Había salido a almorzar como de costumbre a las 14:30 de la tarde. Arrastrando la parte de abajo del pantalón como de costumbre que de costumbre se le arrastraba. De costumbre así también, caminó sin preocupación y obligó sin piedad a los puños de sus pantalones, como diría un alguien, a barrer y encerar cada parte del piso. Porque le quedaba grande y porque era medio descuidado. Eugenio Benavides, empujaba complicadamente con una técnica propia, la parte inferior de sus pantalones al caminar y así. Así levantando una pierna y otra pierna y un pie y otro pie para no pisarse. Para no caer. Para no tropezarse, fue medio melancólico a almorzar. Bajando. Un piso. Dos. Tres. Por las escaleras movedizas. Un sinfín de escaleras metálicas y frías lo transportaban a su destino. Frívolas y cínicas y enmudecidas en su única acción. Bajando. Las escaleras. Como de costumbre.

Sin razón aparente. Sin bostezar. Sin observar. Sin nada. De costumbre él iba así, por la vida así. De esa forma. Medio impávido. Medio entumecido. De igual forma que las escaleras mecánicas. De igual forma. De alguna u otra forma se había mimetizado con ellas. Mecánicas. Sus pies mecánicos y lánguidos se hacían parte la máquina. Siguiéndole el ritmo como en un baile único. Cuajado ni si quiera en sus pensamientos. Eugenio medio adormecido. Aunque sueño no tenía. Bajaba y bajaba por las escaleras. A las 14:30 era la hora en que él almorzaba. Como de costumbre. Como de costumbre.

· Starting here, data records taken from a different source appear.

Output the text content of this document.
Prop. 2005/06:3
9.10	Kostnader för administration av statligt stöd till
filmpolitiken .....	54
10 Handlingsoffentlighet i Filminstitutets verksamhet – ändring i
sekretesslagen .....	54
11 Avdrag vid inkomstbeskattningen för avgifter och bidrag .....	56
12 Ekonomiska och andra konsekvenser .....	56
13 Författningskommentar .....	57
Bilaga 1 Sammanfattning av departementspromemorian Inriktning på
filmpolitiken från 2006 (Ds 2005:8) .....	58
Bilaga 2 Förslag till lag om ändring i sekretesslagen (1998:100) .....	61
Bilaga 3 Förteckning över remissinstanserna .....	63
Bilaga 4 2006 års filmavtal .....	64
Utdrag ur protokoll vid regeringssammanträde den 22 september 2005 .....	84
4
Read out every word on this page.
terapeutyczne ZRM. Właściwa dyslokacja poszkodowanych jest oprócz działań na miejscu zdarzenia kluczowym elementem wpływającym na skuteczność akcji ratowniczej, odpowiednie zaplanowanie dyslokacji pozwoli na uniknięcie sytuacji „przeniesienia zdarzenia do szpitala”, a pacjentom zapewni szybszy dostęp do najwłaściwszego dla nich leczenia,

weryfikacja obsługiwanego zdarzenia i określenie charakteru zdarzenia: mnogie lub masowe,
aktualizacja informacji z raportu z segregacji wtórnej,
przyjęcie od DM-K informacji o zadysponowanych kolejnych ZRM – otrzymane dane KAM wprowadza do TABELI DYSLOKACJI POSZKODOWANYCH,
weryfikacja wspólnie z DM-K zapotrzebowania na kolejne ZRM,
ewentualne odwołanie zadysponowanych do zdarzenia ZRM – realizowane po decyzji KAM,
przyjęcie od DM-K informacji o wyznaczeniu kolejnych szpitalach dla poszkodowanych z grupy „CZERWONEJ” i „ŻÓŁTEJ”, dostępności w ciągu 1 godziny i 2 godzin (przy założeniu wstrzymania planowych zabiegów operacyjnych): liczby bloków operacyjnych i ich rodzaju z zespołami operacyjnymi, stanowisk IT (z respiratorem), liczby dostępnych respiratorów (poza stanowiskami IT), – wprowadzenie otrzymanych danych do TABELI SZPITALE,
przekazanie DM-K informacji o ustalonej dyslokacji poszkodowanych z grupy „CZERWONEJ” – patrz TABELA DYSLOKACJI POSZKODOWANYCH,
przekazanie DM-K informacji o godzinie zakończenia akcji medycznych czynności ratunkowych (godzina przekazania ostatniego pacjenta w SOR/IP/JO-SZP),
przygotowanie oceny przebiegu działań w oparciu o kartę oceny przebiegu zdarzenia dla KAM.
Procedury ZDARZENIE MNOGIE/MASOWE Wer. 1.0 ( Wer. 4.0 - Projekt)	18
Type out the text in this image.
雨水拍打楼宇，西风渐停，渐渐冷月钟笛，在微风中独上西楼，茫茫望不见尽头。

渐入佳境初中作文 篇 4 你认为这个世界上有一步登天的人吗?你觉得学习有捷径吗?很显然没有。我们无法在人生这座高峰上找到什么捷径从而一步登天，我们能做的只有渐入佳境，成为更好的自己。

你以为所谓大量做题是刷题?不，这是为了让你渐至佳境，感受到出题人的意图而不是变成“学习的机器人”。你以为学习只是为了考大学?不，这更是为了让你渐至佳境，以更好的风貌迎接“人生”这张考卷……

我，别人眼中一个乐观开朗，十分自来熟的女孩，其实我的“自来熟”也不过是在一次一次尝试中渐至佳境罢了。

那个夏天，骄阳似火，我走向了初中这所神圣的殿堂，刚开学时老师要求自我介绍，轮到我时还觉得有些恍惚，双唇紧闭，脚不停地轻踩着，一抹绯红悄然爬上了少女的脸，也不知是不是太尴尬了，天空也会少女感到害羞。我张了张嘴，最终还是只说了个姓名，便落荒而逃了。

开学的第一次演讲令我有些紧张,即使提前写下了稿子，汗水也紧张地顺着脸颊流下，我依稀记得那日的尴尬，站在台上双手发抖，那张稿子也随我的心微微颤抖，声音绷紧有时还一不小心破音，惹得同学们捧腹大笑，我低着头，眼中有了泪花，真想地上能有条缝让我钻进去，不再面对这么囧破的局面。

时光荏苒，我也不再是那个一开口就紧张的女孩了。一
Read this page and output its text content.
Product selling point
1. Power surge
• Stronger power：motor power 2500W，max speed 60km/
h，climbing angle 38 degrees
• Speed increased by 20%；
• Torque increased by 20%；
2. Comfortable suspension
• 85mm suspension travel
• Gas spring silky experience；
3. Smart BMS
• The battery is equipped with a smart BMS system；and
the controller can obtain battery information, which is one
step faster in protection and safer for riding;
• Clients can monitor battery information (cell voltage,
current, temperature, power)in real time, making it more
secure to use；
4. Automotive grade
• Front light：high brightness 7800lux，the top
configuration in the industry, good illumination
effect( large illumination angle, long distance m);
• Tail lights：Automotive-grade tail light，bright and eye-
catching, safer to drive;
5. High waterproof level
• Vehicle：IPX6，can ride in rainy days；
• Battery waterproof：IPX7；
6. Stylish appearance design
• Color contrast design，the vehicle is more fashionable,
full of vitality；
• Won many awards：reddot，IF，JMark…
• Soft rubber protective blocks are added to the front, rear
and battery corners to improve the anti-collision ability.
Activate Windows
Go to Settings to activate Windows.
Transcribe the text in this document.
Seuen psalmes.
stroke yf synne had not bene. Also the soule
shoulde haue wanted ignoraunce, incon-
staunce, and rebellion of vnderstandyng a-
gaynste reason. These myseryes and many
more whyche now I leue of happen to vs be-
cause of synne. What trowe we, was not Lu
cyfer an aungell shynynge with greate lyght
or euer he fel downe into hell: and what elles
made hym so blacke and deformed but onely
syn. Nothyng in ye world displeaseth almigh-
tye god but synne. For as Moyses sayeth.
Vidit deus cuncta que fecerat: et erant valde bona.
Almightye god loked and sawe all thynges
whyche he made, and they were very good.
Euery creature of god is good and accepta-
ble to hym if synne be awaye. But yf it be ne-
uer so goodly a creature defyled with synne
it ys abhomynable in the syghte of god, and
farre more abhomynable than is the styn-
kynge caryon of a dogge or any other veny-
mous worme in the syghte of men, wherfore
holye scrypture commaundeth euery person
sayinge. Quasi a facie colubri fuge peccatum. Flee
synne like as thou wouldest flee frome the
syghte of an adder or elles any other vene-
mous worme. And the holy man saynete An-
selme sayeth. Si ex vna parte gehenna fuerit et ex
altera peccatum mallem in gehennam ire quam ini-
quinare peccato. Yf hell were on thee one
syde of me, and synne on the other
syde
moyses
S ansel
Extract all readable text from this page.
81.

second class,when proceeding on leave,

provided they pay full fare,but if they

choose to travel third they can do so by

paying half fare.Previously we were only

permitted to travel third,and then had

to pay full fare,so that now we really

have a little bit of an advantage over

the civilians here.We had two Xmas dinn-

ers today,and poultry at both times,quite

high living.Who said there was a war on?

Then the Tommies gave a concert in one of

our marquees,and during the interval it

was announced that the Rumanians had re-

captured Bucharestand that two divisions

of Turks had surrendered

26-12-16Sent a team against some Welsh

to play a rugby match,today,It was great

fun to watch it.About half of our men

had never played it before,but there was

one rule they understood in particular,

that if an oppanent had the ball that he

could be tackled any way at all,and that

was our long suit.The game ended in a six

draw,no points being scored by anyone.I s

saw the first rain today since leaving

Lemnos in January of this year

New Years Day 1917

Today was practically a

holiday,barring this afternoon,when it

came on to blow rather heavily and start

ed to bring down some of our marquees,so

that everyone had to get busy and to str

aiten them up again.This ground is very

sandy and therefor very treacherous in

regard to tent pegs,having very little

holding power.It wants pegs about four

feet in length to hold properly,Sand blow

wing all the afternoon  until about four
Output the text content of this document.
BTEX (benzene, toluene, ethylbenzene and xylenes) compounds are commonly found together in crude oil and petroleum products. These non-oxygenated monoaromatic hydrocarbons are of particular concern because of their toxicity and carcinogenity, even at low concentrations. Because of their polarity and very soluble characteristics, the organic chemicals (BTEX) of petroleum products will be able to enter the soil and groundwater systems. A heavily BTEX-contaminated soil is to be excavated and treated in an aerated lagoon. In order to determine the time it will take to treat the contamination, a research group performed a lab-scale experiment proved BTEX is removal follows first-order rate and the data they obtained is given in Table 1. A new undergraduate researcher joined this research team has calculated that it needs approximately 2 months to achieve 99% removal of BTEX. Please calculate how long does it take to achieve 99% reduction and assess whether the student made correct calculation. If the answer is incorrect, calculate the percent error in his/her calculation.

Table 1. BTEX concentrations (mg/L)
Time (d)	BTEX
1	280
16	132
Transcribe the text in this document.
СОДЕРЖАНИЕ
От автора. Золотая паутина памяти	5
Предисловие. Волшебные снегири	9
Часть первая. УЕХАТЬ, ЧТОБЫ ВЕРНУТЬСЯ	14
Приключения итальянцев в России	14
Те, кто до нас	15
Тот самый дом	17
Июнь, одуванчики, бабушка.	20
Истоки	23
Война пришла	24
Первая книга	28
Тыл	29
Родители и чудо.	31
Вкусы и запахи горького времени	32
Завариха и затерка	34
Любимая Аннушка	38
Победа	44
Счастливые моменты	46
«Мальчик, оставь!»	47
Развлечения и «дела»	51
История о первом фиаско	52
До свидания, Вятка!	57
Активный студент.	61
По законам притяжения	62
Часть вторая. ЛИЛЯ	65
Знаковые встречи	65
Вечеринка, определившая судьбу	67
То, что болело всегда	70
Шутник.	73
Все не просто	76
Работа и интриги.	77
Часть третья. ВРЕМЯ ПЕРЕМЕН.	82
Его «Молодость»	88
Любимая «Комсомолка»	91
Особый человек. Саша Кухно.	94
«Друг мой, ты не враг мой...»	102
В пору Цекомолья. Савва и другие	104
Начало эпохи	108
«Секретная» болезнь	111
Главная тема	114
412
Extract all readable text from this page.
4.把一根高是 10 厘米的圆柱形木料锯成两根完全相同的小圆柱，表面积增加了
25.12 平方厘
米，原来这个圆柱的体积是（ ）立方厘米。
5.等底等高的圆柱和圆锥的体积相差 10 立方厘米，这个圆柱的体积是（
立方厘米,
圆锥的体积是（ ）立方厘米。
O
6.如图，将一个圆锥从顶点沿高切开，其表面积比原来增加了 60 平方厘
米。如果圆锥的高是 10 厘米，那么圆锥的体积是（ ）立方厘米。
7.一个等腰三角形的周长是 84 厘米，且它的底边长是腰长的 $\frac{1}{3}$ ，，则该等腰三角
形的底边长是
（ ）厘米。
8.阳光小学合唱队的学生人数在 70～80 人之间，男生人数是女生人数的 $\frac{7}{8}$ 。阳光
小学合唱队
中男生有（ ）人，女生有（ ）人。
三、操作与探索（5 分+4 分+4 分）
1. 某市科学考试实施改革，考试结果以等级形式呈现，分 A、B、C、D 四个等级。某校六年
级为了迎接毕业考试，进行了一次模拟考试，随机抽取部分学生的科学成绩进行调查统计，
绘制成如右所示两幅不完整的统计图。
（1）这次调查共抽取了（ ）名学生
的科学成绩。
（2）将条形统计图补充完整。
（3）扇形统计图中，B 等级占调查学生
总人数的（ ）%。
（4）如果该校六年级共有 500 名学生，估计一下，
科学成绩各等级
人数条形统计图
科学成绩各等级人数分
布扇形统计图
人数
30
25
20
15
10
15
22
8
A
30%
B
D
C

“Una promoción de $2.400”. Como de costumbre. Pollo con arroz y un vaso de bebida media amarilla. Eugenio era un hombre agudo, largo y esbelto. Pero todo lo quedaba grande. Como de costumbre. De niño sus padres lo habían vestido así. Y Benavides, por costumbre, como de costumbre, seguía vistiéndose de esa manera. Así. Flotando dentro de sus ropas. Subiendo y bajando por las escaleras mecánicas. Pollo con arroz y un vaso de bebida media amarilla. Sus bigotes a medio afeitar quedaban casi siempre, como de costumbre también medios amarillos. Eugenio tomaba los líquidos poniendo su boca en forma de trompa. Desde niño. Y eso hacía que la parte superior de su labio en conjunto con los pocos pelos que tenía, quedaran manchados y teñidos de amarillo. De amarillo de bebida. Como de costumbre.

A las 15:30 era la hora en que él regresaba. Así levantando una pierna y otra pierna y un pie y otro pie para no pisarse. Para no caer. Para no tropezarse, volvió de nuevo medio melancólico a trabajar. Subiendo. Un piso. Dos. Tres. Por las escaleras movedizas. Un sinfín de escaleras metálicas y frías lo transportaban a su destino de trabajo. Frívolas y cínicas y enmudecidas en su única acción. Subiendo. Las escaleras. Como de costumbre. Entonces Eugenio Benavides, cuajado ni si quieras en sus pensamientos, no se percató de que uno de los puños de su pantalón quedó enganchado en uno de los escalones, quedando así, atrapado y enganchado insistentemente en la máquina. Benavides fue succionado por las escaleras mecánicas, porque a él como de costumbre jamás se le volvió a ver. Desde ese día. Jamás nadie volvió a verlo. Fue raptado por las frívolas y cínicas máquinas transportadoras. Se lo llevaron. Se lo abdujeron. No como de costumbre. Eugenio desapareció en el mismo instante en que llegó al finalizar el trayecto por las escaleras. No como de costumbre. Nadie nunca lo volvió a ver. Ni el pollo con arroz y un vaso de bebida. Fue atrapado. Como de costumbre. No como de costumbre. Había salido a almorzar como de costumbre a las 14:30 de la tarde. Arrastrando la parte de abajo del pantalón como de costumbre que de costumbre se le arrastraba.